While send-out testing is a good option in some cases, Dr. Sussman says, reference laboratories often have stringent sample requirements. “If that is your only option, you may end up with a large number of patients who are unable to get any type of molecular testing.”

Dr. Sussman

The Penn Center for Personalized Diagnostics currently runs a 152-gene solid tumor panel, a 116-gene hematological malignancies panel, and a 55-gene RNA fusion transcript panel. But it also runs small focused panels, Dr. Morrissette says, that can accommodate low input and poor-quality samples. “And a lot of the samples we get are poor quality. It’s not because they are mishandled; it’s just that some cancers are really necrotic. And some sampling methods can access only very small tissue samples.”

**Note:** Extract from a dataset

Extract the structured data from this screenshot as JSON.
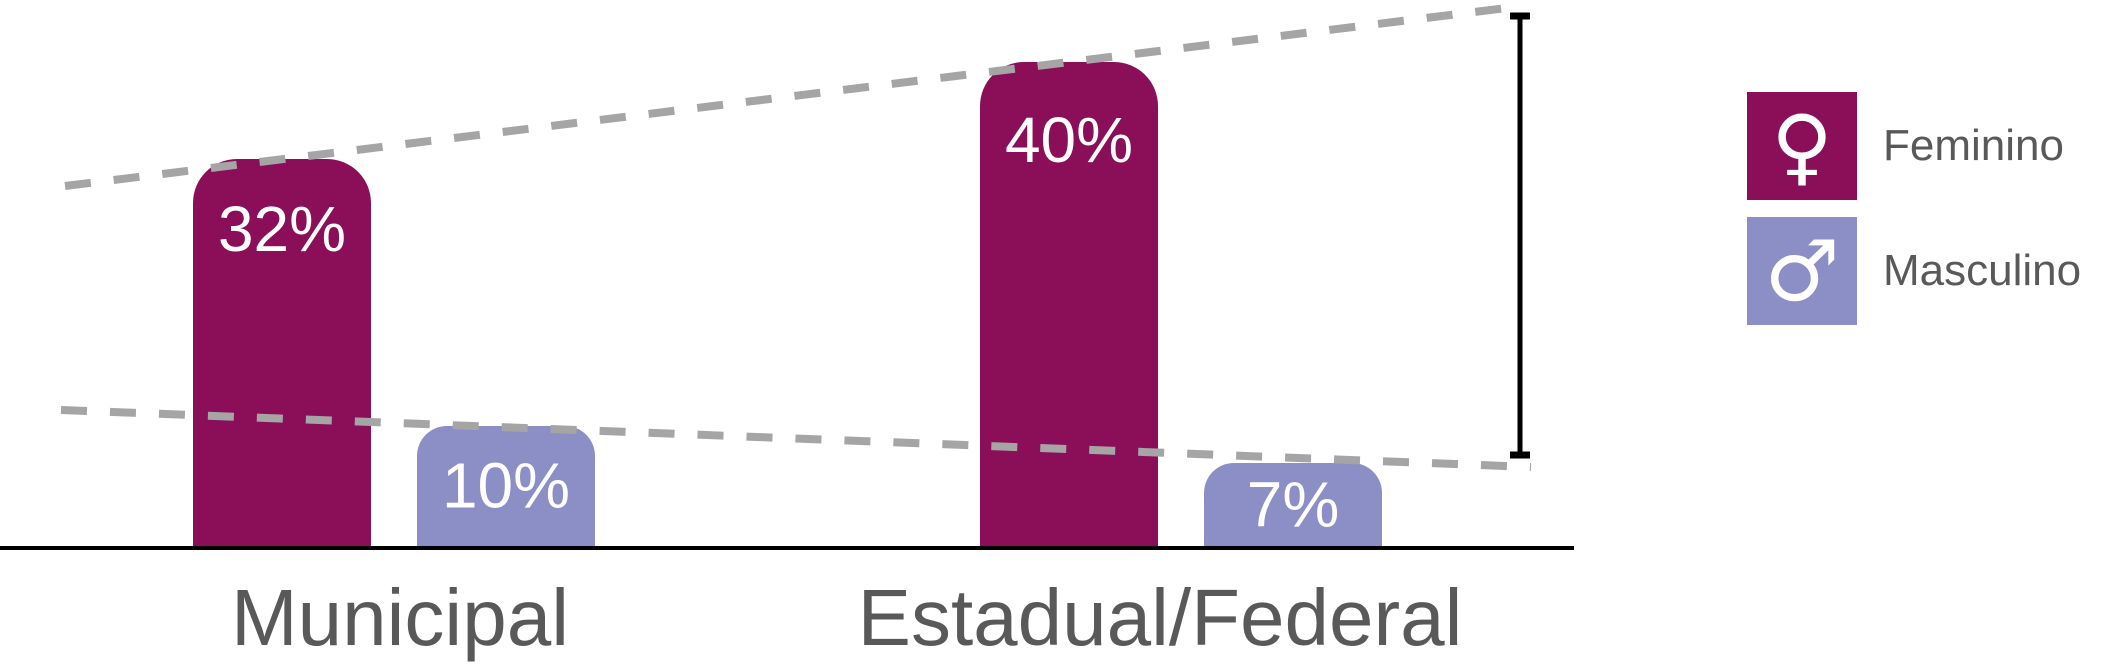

On-site NGS can also increase testing rates for actionable biomarkers in patients with diseases like non-small cell lung cancer. “One of the reasons is because it’s easy to incorporate genomic testing into clinical algorithms,” Dr. Morrissette says.

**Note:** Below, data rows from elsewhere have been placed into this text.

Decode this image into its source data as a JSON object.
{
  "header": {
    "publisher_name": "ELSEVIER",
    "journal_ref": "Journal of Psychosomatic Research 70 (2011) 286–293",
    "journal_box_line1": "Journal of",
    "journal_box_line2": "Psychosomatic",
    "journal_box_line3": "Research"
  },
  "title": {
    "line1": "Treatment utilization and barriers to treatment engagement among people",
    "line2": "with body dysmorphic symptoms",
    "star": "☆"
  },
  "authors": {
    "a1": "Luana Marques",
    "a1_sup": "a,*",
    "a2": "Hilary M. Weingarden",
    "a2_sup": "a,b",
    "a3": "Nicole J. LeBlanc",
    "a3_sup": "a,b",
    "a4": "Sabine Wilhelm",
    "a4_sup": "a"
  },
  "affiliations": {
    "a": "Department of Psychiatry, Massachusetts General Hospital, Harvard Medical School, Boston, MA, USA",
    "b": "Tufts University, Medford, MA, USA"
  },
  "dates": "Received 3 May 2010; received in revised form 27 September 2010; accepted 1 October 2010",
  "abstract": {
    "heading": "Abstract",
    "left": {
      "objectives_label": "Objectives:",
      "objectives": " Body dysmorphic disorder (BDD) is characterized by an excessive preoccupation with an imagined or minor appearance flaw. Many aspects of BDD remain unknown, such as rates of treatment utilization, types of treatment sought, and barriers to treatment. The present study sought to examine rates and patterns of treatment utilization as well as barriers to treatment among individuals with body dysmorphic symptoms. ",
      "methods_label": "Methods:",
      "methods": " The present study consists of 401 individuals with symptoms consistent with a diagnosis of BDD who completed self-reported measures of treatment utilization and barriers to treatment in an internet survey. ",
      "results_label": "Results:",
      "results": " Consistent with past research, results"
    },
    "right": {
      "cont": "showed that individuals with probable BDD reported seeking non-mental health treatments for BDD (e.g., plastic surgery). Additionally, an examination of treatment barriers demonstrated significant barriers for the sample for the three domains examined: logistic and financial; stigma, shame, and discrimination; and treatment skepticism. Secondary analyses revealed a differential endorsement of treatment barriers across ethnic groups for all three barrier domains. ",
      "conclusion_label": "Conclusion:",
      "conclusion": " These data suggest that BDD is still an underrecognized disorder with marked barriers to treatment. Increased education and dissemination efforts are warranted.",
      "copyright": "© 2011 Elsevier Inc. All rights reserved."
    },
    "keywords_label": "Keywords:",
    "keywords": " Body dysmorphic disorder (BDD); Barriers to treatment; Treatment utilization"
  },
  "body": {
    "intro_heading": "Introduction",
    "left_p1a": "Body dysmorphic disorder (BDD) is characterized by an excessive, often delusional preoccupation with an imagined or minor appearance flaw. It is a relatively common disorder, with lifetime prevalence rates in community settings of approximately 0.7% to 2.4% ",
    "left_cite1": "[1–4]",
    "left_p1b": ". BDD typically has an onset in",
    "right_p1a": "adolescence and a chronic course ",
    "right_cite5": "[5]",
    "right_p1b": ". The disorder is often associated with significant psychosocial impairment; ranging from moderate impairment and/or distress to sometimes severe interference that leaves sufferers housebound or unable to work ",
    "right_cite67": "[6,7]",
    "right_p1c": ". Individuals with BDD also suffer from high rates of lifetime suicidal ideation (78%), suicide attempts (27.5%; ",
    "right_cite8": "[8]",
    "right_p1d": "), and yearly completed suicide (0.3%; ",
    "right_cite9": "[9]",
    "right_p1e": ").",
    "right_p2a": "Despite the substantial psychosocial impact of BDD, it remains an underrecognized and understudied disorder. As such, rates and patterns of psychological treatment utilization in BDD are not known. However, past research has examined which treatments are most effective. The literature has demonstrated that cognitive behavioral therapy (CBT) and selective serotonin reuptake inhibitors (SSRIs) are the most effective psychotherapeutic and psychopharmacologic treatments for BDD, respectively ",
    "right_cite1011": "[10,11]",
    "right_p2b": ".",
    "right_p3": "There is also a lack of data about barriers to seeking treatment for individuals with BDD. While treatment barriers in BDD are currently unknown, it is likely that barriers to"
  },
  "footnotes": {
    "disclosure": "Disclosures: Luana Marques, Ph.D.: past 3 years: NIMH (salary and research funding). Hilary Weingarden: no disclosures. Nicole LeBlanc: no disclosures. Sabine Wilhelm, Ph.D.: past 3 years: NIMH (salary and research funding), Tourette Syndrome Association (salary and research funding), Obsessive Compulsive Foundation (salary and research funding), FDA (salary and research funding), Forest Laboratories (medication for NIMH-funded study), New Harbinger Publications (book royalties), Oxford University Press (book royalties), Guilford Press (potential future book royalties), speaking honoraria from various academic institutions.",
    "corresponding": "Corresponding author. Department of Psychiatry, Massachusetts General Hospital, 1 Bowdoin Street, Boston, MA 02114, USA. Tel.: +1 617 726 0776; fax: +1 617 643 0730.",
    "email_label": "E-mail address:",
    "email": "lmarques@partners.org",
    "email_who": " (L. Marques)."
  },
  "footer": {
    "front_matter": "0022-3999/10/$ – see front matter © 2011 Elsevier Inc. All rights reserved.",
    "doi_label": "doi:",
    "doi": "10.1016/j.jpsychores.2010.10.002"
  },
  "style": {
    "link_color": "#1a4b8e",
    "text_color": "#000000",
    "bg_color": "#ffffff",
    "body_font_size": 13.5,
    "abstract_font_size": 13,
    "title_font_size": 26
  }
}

“Having laboratory expertise in-house to consult with the oncologist can be important,” Dr. Sussman says, including to help clinicians interpret reference lab reports. “We’ve seen misinterpretation with outside lab reports and with reports in our labs, and we have taken the approach of trying to use that as a quality improvement opportunity to make our reports as easily interpretable as possible for the clinicians.”

Ideally, finding a targetable biomarker should yield a discrete result in the EMR that triggers an alert for clinicians. “But that’s difficult to design in the EMR,” Dr. Morrissette says, “because you are sequencing many, many genes, and even within a gene you can have different variants with different actionability.” For example, “If you find a BRAF V600E in a melanoma, that’s directly actionable. But if you find a BRAF V600E in AML, they’re not going to put the patient on a clinical trial because they’re going for curative intent. So you can have different interpretations of the same variant depending on the clinical context,” which makes it tricky to design a straightforward alert.

In some cases in which ctDNA was sent out in parallel with Penn’s own internal tissue-based assay, ctDNA results were negative and the results on the internal assay were positive. “We’ve found multiple cases in which EML4-ALK gene rearrangements and EGFR resistance mutations associated with non-small cell lung cancers were not detected by circulating tumor DNA,” Dr. Morrissette says. “I think there have been misunderstandings about the technology and the biology of these cancers—where the nucleic acids are coming from and how to detect them on the part of the oncologist.” The findings can also be the opposite, she notes, since with ctDNA the assay is theoretically sampling all the metastatic sites, while tissue testing detects variants present in that piece of tissue.

“The onus is on the laboratory and the pathologist to explain why one test may be more appropriate than another, or where the positive predictive value of a certain test may differ, even though they’re both under the umbrella of next-generation sequencing,” she says. “Genomic testing is complex, and there’s always room for more clinician education.”

Charna Albert is CAP TODAY associate contributing editor.